The main result was a relation between apparently higher-level teleology and paranoia, and lower-level perception of animacy from motion (in this case chasing), where there was none. Given that these experiences were associated with high confidence, we believe that they represent instances of social hallucination7.
Our data thus far suggest that paranoia and teleology both involve excessive perception of agency. However, we wanted to dissociate paranoia from teleology. In an exploratory analysis, we employed a method that allowed us to account for data that was extremely correlated within. This final analysis suggests that paranoia was associated with particularly poor detection of the sheep, and teleology particularly bad detection of the wolf. Perhaps paranoid people see more recipients of chasing, and people with higher teleology perceive more instigators of chasing.

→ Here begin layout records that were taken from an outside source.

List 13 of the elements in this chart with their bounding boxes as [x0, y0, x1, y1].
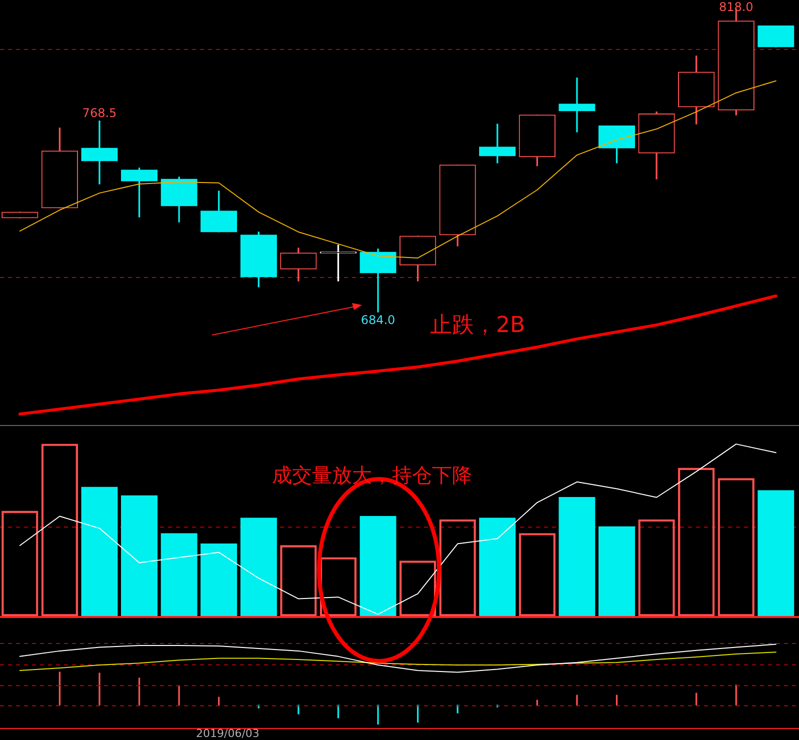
candlestick — [240, 232, 277, 288]
candlestick — [200, 190, 238, 232]
candlestick — [81, 120, 118, 184]
text: 818.0 — [718, 0, 754, 14]
text: 684.0 — [360, 313, 396, 328]
text: 768.5 — [82, 106, 117, 120]
text: 止跌，2B — [430, 312, 526, 340]
candlestick — [558, 78, 596, 132]
candlestick — [479, 124, 516, 164]
candlestick — [160, 176, 198, 222]
candlestick — [758, 26, 794, 48]
annotation: 成交量放大，持仓下降 — [272, 462, 472, 489]
text: 2019/06/03 — [196, 727, 260, 740]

These data place the locus of paranoia and excess teleology in the realm of perception, rather than reasoning. Perhaps to assuage paranoia or mollify excess teleology therapists might focus on clients’ low-level perception rather than trying to diffuse their reasoning biases.
References
- van Buren, B., Gao, T. & Scholl, B. J. What are the underlying units of perceived animacy? Chasing detection is intrinsically object-based. Psychon Bull Rev 24, 1604–1610 (2017).
- Ongchoco, J. D. K., Castiello, S. & Corlett, P. R. Excessive teleological thinking is driven by aberrant associations and not by failure of reasoning. iScience 26, (2023).
- Barnby, J. M., Mehta, M. A. & Moutoussis, M. The computational relationship between reinforcement learning, social inference, and paranoia. PLoS Comput Biol 18, e1010326 (2022).
- Heider, F. & Simmel, M. An Experimental Study of Apparent Behavior. Am J Psychol 57, 243 (1944).
- Freeman, D. et al. The revised Green et al., Paranoid Thoughts Scale (R-GPTS): psychometric properties, severity ranges, and clinical cut-offs. Psychol Med 51, 244–253 (2021).
- Lindeman, M. & Aarnio, K. Superstitious, magical, and paranormal beliefs: An integrative model. J Res Pers 41, 731–744 (2007).
- Schmack, K., Bosc, M., Ott, T., Sturgill, J. F. & Kepecs, A. Striatal dopamine mediates hallucination-like perception in mice. Science 372, 33–34 (2021).